The Labor approach will be grounded on a recognition of the Pacific region as a “blue continent” that is “larger than all of earth’s landmass combined”.
“We will not define our Pacific neighbours by their smallness in size and population but by the greatness of the ocean they are custodians of — and that we share with them.”
The Labor push for an infrastructure investment bank follows rising alarm that Beijing has used what critics call “debt-trap diplomacy” in the region to advance its strategic interests and develop assets that could provide a future foothold for the Chinese military.
In July, the government announced a “trilateral partnership” with Japan and the US to boost infrastructure investment in the Indo-Pacific in a move widely viewed as a response to Beijing’s “Belt and Road Initiative”.
Drawing the political battlelines around Pacific policy, Mr Shorten will use his address to position Labor as better placed to help low-lying island neighbours address the threat of climate change — a key weakness for the government after it abandoned the national energy guarantee.
Mr Shorten will confirm he intends to give the region greater priority in his frontbench line-up and will attack Scott Morrison for not attending last month’s Pacific Islands Forum in Nauru, saying it sent the “worst possible message at exactly the wrong time” and is part of a “pattern of neglect”.
“Labor will reconstitute the role of minister for Pacific affairs and international development that the new Prime Minister has recently relegated to assistant minister status,” he will say.
Labor will use the new investment bank to encourage private firms to invest in Pacific roads, ports, communications technology and energy infrastructure.
“Our neighbours in the Pacific are looking for partners to help them build infrastructure — and as prime minister, I intend to make sure they look to Australia first. I see this as a way Australia can elevate our status as a ‘partner-of-choice’ for Pacific development and enhance security and prosperity in the region.”

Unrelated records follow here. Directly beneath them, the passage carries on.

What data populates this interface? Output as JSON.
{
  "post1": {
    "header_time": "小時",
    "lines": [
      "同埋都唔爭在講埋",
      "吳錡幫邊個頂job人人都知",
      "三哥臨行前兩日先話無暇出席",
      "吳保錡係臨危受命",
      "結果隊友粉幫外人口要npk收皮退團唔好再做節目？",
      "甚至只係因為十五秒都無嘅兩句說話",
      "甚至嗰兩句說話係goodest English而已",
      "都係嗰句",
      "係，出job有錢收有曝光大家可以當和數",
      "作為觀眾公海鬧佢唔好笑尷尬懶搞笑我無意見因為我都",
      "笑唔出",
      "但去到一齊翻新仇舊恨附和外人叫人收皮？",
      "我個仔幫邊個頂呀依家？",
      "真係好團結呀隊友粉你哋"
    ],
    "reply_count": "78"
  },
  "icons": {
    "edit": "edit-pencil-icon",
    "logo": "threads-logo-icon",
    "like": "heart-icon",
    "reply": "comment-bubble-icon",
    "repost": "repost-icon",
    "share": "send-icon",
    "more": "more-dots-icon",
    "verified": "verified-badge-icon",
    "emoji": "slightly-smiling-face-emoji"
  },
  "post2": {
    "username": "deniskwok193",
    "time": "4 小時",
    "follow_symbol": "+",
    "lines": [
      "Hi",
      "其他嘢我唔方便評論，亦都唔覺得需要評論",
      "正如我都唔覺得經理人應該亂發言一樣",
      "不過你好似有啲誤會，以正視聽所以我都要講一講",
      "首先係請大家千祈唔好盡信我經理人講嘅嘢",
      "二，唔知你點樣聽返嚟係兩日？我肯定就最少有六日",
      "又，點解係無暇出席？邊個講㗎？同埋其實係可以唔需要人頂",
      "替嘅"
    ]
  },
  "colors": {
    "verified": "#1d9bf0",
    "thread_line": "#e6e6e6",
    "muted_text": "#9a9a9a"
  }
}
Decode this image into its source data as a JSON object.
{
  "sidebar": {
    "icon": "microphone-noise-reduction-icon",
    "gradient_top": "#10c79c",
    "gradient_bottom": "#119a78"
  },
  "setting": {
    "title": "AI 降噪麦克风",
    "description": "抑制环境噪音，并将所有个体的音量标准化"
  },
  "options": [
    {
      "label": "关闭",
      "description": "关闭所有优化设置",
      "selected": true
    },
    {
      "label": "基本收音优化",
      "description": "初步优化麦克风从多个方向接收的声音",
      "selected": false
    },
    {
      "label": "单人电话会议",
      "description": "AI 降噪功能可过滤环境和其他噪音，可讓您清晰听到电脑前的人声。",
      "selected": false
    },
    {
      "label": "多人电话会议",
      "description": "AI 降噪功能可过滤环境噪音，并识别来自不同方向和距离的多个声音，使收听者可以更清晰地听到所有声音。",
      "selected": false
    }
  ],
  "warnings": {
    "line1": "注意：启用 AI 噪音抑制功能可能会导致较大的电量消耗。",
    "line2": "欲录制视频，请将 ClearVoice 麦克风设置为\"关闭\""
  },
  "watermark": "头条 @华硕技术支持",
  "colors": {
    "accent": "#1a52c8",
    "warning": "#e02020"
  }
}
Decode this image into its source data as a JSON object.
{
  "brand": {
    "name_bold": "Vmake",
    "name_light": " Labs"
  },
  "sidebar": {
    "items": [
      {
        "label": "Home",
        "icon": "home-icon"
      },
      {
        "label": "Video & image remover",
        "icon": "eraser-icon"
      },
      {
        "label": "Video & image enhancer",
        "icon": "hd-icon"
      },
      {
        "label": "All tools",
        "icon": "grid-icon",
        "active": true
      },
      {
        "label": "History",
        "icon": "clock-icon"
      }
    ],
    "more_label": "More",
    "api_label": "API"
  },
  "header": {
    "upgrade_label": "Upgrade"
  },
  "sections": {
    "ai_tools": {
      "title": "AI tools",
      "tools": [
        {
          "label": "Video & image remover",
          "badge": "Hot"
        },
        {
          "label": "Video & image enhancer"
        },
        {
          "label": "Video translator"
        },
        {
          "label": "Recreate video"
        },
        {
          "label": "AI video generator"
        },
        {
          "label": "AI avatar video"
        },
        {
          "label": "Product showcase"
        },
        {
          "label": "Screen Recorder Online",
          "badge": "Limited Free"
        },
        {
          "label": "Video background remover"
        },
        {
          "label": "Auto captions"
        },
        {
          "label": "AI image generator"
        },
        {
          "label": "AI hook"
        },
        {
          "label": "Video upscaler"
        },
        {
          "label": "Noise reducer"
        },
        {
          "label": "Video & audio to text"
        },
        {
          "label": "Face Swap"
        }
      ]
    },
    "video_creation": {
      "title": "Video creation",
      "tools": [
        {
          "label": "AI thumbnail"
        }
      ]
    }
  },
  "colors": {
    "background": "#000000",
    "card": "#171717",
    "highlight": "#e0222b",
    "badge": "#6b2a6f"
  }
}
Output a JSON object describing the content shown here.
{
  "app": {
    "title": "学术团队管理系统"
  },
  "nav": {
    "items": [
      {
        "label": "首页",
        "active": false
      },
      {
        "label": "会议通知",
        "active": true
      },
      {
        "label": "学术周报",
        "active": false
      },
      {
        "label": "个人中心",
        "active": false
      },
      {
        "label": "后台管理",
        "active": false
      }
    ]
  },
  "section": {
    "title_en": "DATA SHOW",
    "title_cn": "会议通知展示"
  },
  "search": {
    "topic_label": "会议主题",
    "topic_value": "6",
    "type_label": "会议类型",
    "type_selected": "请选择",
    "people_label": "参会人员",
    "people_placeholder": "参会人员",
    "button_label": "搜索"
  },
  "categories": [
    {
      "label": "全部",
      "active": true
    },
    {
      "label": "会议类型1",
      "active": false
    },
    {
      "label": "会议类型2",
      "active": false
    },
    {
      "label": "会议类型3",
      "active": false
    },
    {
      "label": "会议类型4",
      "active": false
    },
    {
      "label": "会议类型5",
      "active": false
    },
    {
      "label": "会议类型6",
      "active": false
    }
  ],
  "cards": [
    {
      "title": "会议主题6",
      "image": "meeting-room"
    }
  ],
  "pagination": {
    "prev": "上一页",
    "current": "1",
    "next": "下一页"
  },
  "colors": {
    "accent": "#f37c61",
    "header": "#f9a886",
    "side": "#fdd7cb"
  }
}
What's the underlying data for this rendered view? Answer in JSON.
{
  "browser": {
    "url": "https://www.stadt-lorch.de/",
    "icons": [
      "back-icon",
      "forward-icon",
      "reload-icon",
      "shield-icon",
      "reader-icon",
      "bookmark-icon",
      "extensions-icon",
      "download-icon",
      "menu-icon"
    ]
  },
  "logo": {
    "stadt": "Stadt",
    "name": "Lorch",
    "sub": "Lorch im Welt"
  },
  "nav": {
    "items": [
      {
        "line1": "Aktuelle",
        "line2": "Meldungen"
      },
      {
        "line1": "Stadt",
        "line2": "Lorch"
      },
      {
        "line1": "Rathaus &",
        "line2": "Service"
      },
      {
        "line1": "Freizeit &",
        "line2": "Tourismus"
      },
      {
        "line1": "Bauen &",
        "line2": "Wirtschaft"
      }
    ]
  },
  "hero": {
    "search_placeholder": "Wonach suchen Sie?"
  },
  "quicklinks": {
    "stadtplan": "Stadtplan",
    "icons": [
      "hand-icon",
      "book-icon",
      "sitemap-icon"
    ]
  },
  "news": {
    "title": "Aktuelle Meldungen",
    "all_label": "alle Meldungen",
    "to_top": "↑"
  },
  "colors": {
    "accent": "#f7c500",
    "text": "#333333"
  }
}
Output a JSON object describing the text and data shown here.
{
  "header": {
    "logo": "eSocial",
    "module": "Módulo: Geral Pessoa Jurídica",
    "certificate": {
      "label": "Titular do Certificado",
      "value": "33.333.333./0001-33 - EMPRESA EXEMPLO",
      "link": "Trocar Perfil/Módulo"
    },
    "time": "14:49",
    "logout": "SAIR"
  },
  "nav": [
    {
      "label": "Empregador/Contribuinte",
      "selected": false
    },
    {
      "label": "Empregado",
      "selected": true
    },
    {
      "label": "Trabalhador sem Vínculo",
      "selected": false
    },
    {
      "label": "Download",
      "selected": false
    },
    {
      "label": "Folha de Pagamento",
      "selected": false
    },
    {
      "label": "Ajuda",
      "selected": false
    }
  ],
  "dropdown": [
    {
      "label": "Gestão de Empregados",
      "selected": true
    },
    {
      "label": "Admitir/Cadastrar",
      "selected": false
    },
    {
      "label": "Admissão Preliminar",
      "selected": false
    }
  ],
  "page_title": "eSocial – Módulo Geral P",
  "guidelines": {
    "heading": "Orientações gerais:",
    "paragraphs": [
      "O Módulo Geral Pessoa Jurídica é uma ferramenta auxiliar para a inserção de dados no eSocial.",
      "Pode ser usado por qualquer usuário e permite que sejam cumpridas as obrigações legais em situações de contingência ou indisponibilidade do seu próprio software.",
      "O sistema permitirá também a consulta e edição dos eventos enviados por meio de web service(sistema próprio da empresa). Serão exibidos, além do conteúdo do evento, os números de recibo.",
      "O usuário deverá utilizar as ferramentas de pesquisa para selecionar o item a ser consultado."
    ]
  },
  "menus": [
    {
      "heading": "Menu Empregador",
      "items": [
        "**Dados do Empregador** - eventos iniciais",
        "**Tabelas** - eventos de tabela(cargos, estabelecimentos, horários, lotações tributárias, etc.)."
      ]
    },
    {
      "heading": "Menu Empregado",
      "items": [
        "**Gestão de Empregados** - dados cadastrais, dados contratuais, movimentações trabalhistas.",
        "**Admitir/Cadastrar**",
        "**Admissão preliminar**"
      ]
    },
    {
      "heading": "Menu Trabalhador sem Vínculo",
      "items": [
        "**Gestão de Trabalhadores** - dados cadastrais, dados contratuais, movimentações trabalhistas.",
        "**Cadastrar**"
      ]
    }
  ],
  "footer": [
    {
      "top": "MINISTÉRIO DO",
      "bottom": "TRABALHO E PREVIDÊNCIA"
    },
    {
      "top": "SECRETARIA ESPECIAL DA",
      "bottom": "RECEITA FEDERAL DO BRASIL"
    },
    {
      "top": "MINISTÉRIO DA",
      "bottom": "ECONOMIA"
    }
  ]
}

Australian Strategic Policy Institute executive director Peter Jennings said the government had been caught out by how quickly China had moved to expand its influence in the Pacific.
“We really came late to the realisation that China was in some ways as active in the Pacific as it was in the South China Sea — just in a different way,” Mr Jennings said. “We’ve taken our leadership position in the region for granted and the truth of the matter is we don’t actually have the leadership position we imagine.
“We have a chance to get it back but it is going to take deeper engagement in the areas of military co-operation, police and intelligence co-operation as well as from the business community.”
Analysis from the Lowy Institute in August suggested 70 per cent of China’s Pacific aid came in the form of concessional loans for infrastructure projects. The data, funded by government, showed China was the second-largest donor to Pacific island nations over the past eight years.
Australia remained the biggest donor in the Pacific, spending $6.58 billion over the same period. Since 2011, Beijing spent $1.26bn but had committed $5.8bn, including $3.5bn for a Papua New Guinea road project.
Concetta Fierravanti-Wells, the former minister for international development and the Pacific, warned earlier this month that PNG was being “used as a conduit for Beijing’s outreach into the Pacific”. She previously sounded the alarm on Beijing lending funds to Pacific nations on unfavourable terms and constructing “useless buildings” and “roads to nowhere” in the region.
In April, Australian diplomats met Vanuatu officials to test reports Beijing wanted to establish a permanent military presence on the Pacific island nation, triggering fears of a Chinese military installation fewer than 2000km from Australian shores.